Cari
Foto Caption: Herman Delago bersama Viki Sianipar dan beberapa artis yang akan konser di Samosir.
 Event
 2 bulan yang lalu

Catat Dongan, 12 Agustus, Herman Delago Konser di Samosir

MEDAN - Herman Delago, musisi asal Austria yang piawai menyanyikan lagu Batak dengan genre rock, kembali menggelar konser di Open Air Stage Tuk Tuk Siadong Pulau Samosir, pada 12 Agustus 2017 mendatang.

Konser bertajuk Tobatak Festival ini merupakan yang ketiga kalinya, sejak yang pertama kali digelar pada Agustus 2014. Konser ini akan melibatkan sejumlah artis baik dari Eropa maupun daerah yang akan menyanyikan lagu-lagu batak.
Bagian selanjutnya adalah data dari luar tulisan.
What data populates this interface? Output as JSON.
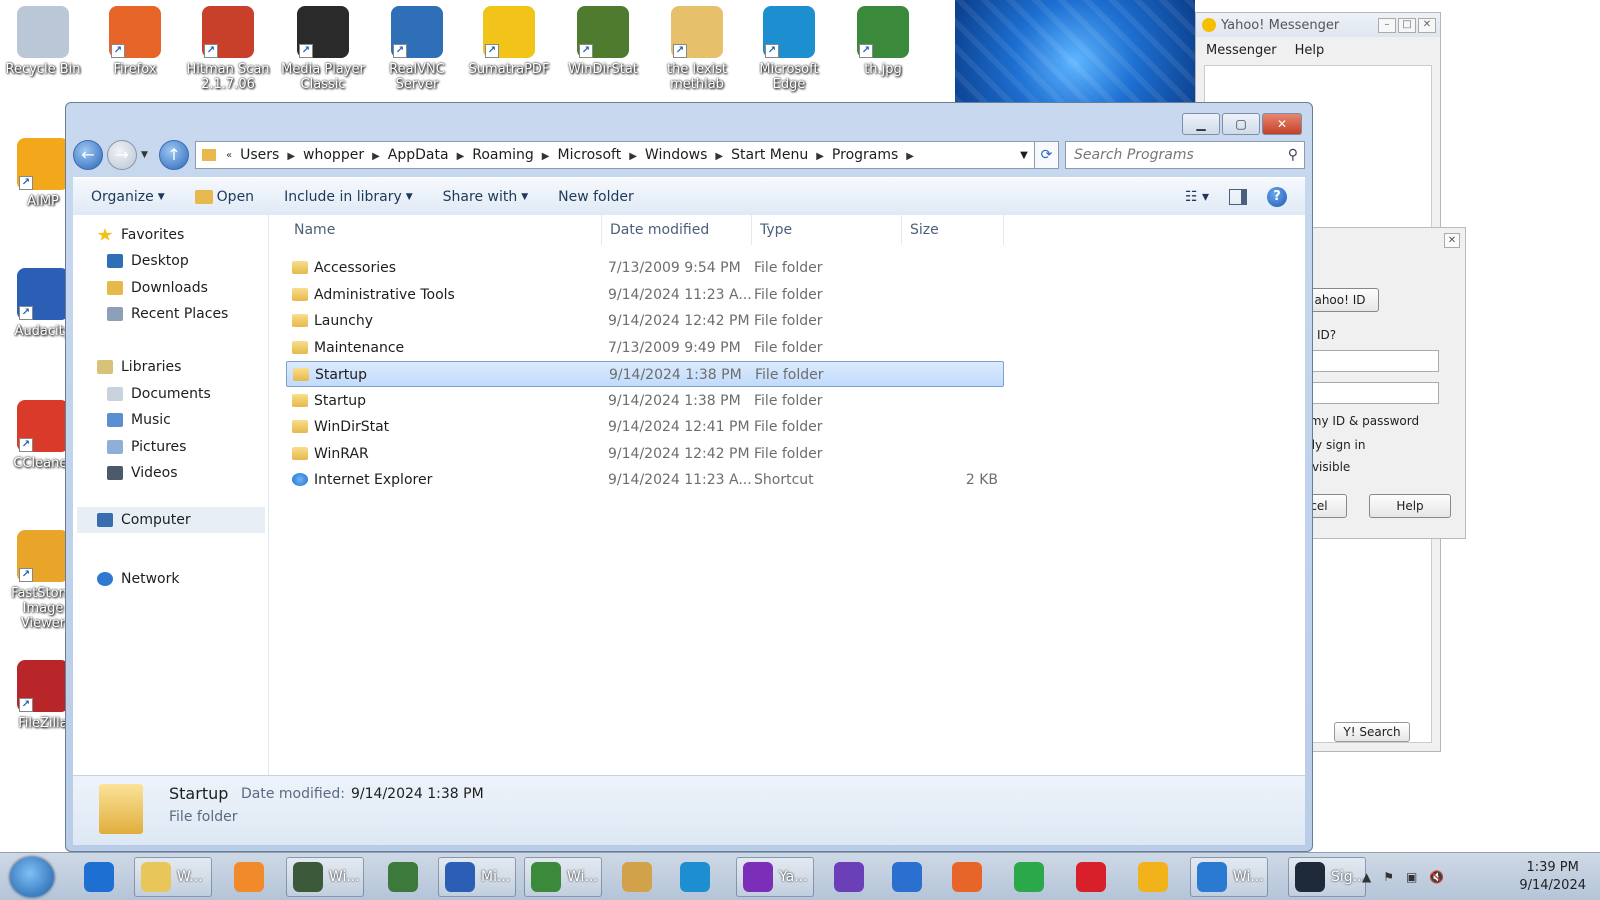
{
  "desktop": {
    "icons": [
      {
        "label": "Recycle Bin",
        "color": "#b9c7d6"
      },
      {
        "label": "Firefox",
        "color": "#e8652a"
      },
      {
        "label": "Hitman Scan 2.1.7.06",
        "color": "#c8402a"
      },
      {
        "label": "Media Player Classic",
        "color": "#2a2a2a"
      },
      {
        "label": "RealVNC Server",
        "color": "#2f6fb8"
      },
      {
        "label": "SumatraPDF",
        "color": "#f2c41a"
      },
      {
        "label": "WinDirStat",
        "color": "#4e7b2e"
      },
      {
        "label": "the lexist methlab",
        "color": "#e6c06a"
      },
      {
        "label": "Microsoft Edge",
        "color": "#1d8fd1"
      },
      {
        "label": "th.jpg",
        "color": "#3b8a3b"
      },
      {
        "label": "AIMP",
        "color": "#f2a81a"
      },
      {
        "label": "Audacity",
        "color": "#2b5fb6"
      },
      {
        "label": "CCleaner",
        "color": "#d93a2a"
      },
      {
        "label": "FastStone Image Viewer",
        "color": "#e8a52a"
      },
      {
        "label": "FileZilla",
        "color": "#b8262a"
      }
    ]
  },
  "yahoo": {
    "title": "Yahoo! Messenger",
    "menu": [
      "Messenger",
      "Help"
    ],
    "dialog": {
      "id_button": "ahoo! ID",
      "id_prompt": "o! ID?",
      "remember": "r my ID & password",
      "auto_sign_in": "ally sign in",
      "invisible": "invisible",
      "cancel": "cel",
      "help": "Help"
    },
    "search_button": "Y! Search"
  },
  "explorer": {
    "breadcrumb": [
      "Users",
      "whopper",
      "AppData",
      "Roaming",
      "Microsoft",
      "Windows",
      "Start Menu",
      "Programs"
    ],
    "search_placeholder": "Search Programs",
    "toolbar": {
      "organize": "Organize",
      "open": "Open",
      "include_in_library": "Include in library",
      "share_with": "Share with",
      "new_folder": "New folder"
    },
    "nav": {
      "favorites": "Favorites",
      "desktop": "Desktop",
      "downloads": "Downloads",
      "recent_places": "Recent Places",
      "libraries": "Libraries",
      "documents": "Documents",
      "music": "Music",
      "pictures": "Pictures",
      "videos": "Videos",
      "computer": "Computer",
      "network": "Network"
    },
    "columns": {
      "name": "Name",
      "date": "Date modified",
      "type": "Type",
      "size": "Size"
    },
    "files": [
      {
        "name": "Accessories",
        "date": "7/13/2009 9:54 PM",
        "type": "File folder",
        "size": ""
      },
      {
        "name": "Administrative Tools",
        "date": "9/14/2024 11:23 A...",
        "type": "File folder",
        "size": ""
      },
      {
        "name": "Launchy",
        "date": "9/14/2024 12:42 PM",
        "type": "File folder",
        "size": ""
      },
      {
        "name": "Maintenance",
        "date": "7/13/2009 9:49 PM",
        "type": "File folder",
        "size": ""
      },
      {
        "name": "Startup",
        "date": "9/14/2024 1:38 PM",
        "type": "File folder",
        "size": "",
        "selected": true
      },
      {
        "name": "Startup",
        "date": "9/14/2024 1:38 PM",
        "type": "File folder",
        "size": ""
      },
      {
        "name": "WinDirStat",
        "date": "9/14/2024 12:41 PM",
        "type": "File folder",
        "size": ""
      },
      {
        "name": "WinRAR",
        "date": "9/14/2024 12:42 PM",
        "type": "File folder",
        "size": ""
      },
      {
        "name": "Internet Explorer",
        "date": "9/14/2024 11:23 A...",
        "type": "Shortcut",
        "size": "2 KB"
      }
    ],
    "details": {
      "name": "Startup",
      "date_label": "Date modified:",
      "date_value": "9/14/2024 1:38 PM",
      "type": "File folder"
    }
  },
  "taskbar": {
    "items": [
      {
        "label": "",
        "color": "#1d6fd1"
      },
      {
        "label": "W...",
        "color": "#e8c65a"
      },
      {
        "label": "",
        "color": "#f08a2a"
      },
      {
        "label": "Wi...",
        "color": "#3a5a3a"
      },
      {
        "label": "",
        "color": "#3b7a3b"
      },
      {
        "label": "Mi...",
        "color": "#2b5fb6"
      },
      {
        "label": "Wi...",
        "color": "#3b8a3b"
      },
      {
        "label": "",
        "color": "#d2a24a"
      },
      {
        "label": "",
        "color": "#1d8fd1"
      },
      {
        "label": "Ya...",
        "color": "#7b2fb8"
      },
      {
        "label": "",
        "color": "#6a3fb8"
      },
      {
        "label": "",
        "color": "#2b6fd1"
      },
      {
        "label": "",
        "color": "#e8652a"
      },
      {
        "label": "",
        "color": "#2aa84a"
      },
      {
        "label": "",
        "color": "#d8202a"
      },
      {
        "label": "",
        "color": "#f2b21a"
      },
      {
        "label": "Wi...",
        "color": "#2b7ad1"
      },
      {
        "label": "Sig...",
        "color": "#1e2a3a"
      }
    ],
    "time": "1:39 PM",
    "date": "9/14/2024"
  }
}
Dalam konsernya di Samosir tahun ini, Herman Delago akan tampil bersama  Nadine Beiler -The JB's Band Dari Austria, Bernadeta Astari dari Belanda , Viky Sianipar dan Band , Tongam Sirait dan juga beberapa artis lokal seperti  Jajabi Band, Supra Purba Tambak, Punxgoaran dan Samisara Band.

Project Manager Event Henry Manik mengatakan, tujuan dari konser ini adalah untuk menciptakan sebuah atraksi (festival) musik  yang berkualitas di Samosir yang mampu menarik perhatian pengunjung baik domestik maupun mancanegara. Dengan demikian, Samosir (Danau Toba)  yang selama ini menjadi daerah tujuan  wisata dan juga sebagai  destinasi wisata prioritas oleh pemerintah pusat saat ini, akan mendapat nilai tambah.

Henry Manik  berharap agar event ini bisa terus mendapat dukungan dan perhatian  yang lebih besar lagi , terutama dari pemerintahan pusat dan propinsi juga dari pihak swasta, apalagi sejak 2014, Pemkab Samosir melalui dinas pariwisatanya sangat mendukung event ini, dan menjadikannya sebagai bagian dari event tahunan Dinas Pariwisata Samosir, bernama HSF.

"Dengan makin besarnya dukungan yang bisa didapat maka pelaksanaan festival ini bisa digelar beberapa hari dimasa depan. Dan pada ahirnya Samosir akan bisa memiliki sebuah Music  Festival bernama TobAtak Music Festival, yang akan melibatkan musisi/artis dalam dan luar negeri, sebagaimana festival musik lainnya yang  dikenal secara internasional , seperti Javajazz Fest Di Jakarta, Lowland Fest di Belanda,Rainforest World Music Fest di Malaysia," ujarnya.

Henry menambahkan, pihaknya bangga bisa mendapat dukungan dari semua artis yang dilibatkan, dengan mengedepankan nilai nilai persahabatan dan juga tujuan yaitu keinginan untuk lebih memasyarakatkan musik (lagu Batak) secara nasional maupun internasional.